That's Singapore's trippy Helix Bridge, designed by Australia-based Cox Architecture & Design after they beat out 35 other entrants in a design competition sponsored by the city-state. Constructed as the final link in a walkway surrounding Singapore's Marina Bay, the bridge also doubles as an outdoor gallery for local children's drawings and paintings. (Beats being stuck to the front of the 'fridge, sharing magnet space with takeout menus.)
As Cox A&D explains,
The plan concept was to curve the bridge in an arc so that it arrives fluidly into foreshore promenades on each side. It also enabled the bridge to connect in its centre to an adjacent vehicular bridge's footpath while shifting away from it beyond this point of junction.

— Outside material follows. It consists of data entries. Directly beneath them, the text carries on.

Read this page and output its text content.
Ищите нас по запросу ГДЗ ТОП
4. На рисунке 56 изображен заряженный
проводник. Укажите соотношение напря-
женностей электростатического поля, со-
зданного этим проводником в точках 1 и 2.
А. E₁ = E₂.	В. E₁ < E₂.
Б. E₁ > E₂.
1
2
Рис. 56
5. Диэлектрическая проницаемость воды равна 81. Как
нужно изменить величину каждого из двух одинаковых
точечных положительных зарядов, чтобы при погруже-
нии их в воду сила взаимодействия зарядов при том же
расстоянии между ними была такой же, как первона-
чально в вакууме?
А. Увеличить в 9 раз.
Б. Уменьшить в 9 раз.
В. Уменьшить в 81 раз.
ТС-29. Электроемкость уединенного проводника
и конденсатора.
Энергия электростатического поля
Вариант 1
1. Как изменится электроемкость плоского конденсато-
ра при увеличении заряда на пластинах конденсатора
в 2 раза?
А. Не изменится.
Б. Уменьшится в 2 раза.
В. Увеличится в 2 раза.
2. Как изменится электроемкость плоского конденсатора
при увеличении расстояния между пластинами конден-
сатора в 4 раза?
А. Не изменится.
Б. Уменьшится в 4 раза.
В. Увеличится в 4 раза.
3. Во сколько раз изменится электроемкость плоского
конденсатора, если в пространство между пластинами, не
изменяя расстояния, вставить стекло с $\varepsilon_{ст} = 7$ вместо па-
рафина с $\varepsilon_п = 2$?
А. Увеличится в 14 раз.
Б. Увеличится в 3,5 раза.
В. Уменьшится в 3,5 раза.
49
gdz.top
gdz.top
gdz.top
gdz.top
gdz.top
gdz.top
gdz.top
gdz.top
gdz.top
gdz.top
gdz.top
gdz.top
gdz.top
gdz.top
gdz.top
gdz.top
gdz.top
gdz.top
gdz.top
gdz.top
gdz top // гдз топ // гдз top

Seeking a delicate, lightweight contrast to the vehicular bridge, the concept evolved of a double helix structure. This form enabled the canopy, required by the brief, to be integrated as segmented panels of glass and perforated steel, unlike other bridge structures. The structural typology also proved highly effective in working to a curvilinear plan, and in generating an intriguing sense of movement flow along the journey.
The Helix Bridge is illuminated at night by ribbons of LED lighting accentuating the interplay of the two helix tubes and their intervening, connecting ties. Four ovular-shaped 'pods' cantilever out from the structure enabling people to gain wider appreciation of the bridge form and providing gathering space for viewing bay events.